他咳了咳,很禮貌地矜持了一下:“在這邊住嗎?”

陸淮挑眉看他:“那走四十分鐘去坐地鐵?”

“嗯……要不就在這兒住吧。”姜衢說,“這邊住宿應該不貴,咱們找點兒普通的,不行就青旅。”

結果離他們最近的,還真是家青旅,姜衢恨不得縫上自己的嘴。

老板是個續着小山羊胡子的青年,穿着也特別文藝,見他們進來,笑着打招呼:“你們好。”

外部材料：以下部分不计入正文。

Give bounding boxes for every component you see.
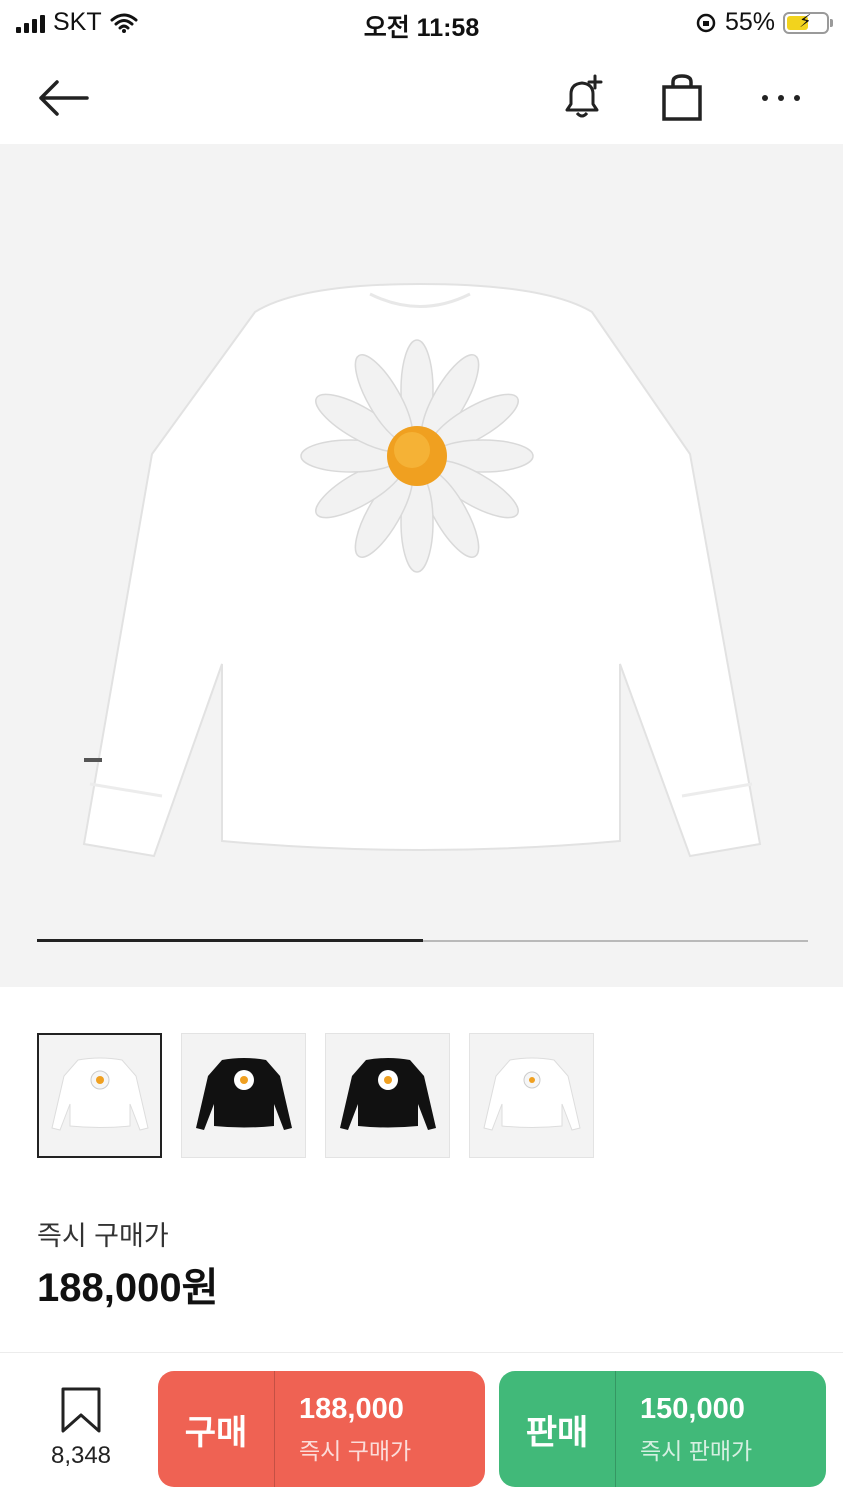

一樓很大,是典型的南城民宿風,暖黃燈光看上去十分溫馨。

“我們住宿。”姜衢說,“額……有什麽房啊?”

“青旅的話有四人間六人間十二人間,常規的有标間大床房,”老板看了眼,“哦不好意思,今天标間沒了。”

很好,現在要麽住大床房,要麽住公共間了。

“你想住什麽?”陸淮問他。

“那就,四人……”

“大床房吧。”陸淮把身份證給老板,重複一句,“大床房。”

姜衢不好反駁,也不大想反駁,一本正經地點頭:“那就大床房吧,不用去公共浴室。”

老板看他倆一眼:“身份證。”

姜衢沒帶身份證,勉強報了身份證號入住,老板在房卡下又遞了一張木質卡片。

“這個是什麽?”

老板指了指二樓:“上去就看到了。”

房卡給陸淮,姜衢自己拿着木卡片看,上面用油性筆畫了三條線,再沒有其他多餘的東西。

“應該是這裏。”陸淮扯了扯他腰上的T恤。

姜衢擡頭,見二樓走廊裏整整兩面留言牆,他過去随手拿了一張起來,上面寫着:“直視我,崽種。”

姜衢:“???”

地鐵老爺爺看手機.jpg

姜衢又換了一張:“希望今年可以考上南大!”他笑了笑,問陸淮,“你的目标應該不是南大吧。”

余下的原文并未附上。